In the short PSA, a Boston man reveled in his “I got the shot” pin and enjoys drinking Samuel Adams beer indoors with friends. Then he wakes up from the dream streak on the floor of the immunization clinic, having pulled his pants down and passed out at the sight of a needle. As the logos parade, he casually reassures people waiting in line for their vaccinations that there is nothing to worry about, under the slogan “Don’t miss your shot.”
5. The 850 pound edible
To celebrate National Chocolate Brownie Day in December, Massachusetts-based cannabis company MariMed Inc. unveiled an insanely large, record-breaking 850-pound marijuana brownie. The three-by-three-foot brownie broke the record held by Something Sweet Bake Shop’s 234-pound pot-less competitor.

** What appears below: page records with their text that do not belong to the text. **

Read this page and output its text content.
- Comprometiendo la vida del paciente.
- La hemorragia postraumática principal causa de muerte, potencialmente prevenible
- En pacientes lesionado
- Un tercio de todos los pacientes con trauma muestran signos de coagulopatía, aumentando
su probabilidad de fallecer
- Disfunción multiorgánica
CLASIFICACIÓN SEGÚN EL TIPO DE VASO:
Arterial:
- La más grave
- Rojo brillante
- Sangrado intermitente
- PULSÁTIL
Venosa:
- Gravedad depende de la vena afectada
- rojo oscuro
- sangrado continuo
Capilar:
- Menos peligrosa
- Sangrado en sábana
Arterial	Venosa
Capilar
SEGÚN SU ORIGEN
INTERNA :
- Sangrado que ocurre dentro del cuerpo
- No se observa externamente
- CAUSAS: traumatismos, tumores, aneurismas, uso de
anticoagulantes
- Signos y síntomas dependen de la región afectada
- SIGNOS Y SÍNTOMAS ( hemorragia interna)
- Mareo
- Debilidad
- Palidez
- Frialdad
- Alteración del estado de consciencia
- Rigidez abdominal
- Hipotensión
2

Cascade launched MariMed’s new “Bubby’s Baked” line of edibles and used three pounds of salt, 212 pounds of butter, over 1,300 eggs and 20,000 milligrams of THC. (A standard dose is 10 mg, by the way.) A spokesperson told the AP that the brownie would eventually be sold to a patient suffering from medical marijuana in Middleborough, although the price of purchase is always to be taken into consideration.
6. Voltswagen of America
Unlike the classic line from PT Barnum, not all balers are good presses.
In preparation for the release of Volkswagen’s new range of electric cars ID.4, the company “accidentally” issued a press release March 29 by announcing that it would change the name of its American subsidiary to Voltswagen of America. VW officials confirmed the leak on Twitter and emailed the news directly to reporters. After the announcement was picked up by mainstream media, VW admitted the name change was an elaborate (and premature) April Fool’s Day joke.
For many consumers, the bogus report was an inadvertent reminder of how the German automaker has lied for years about its diesel fuel efficiency and cheated on emissions tests. Before speaking candidly about “Voltswagen”, VW called the name change a “public statement of the company’s future investment in electric mobility.” The announcement pushed its stock price up to 12%, triggering an SEC investigation into whether the company’s bizarre prank violated securities laws.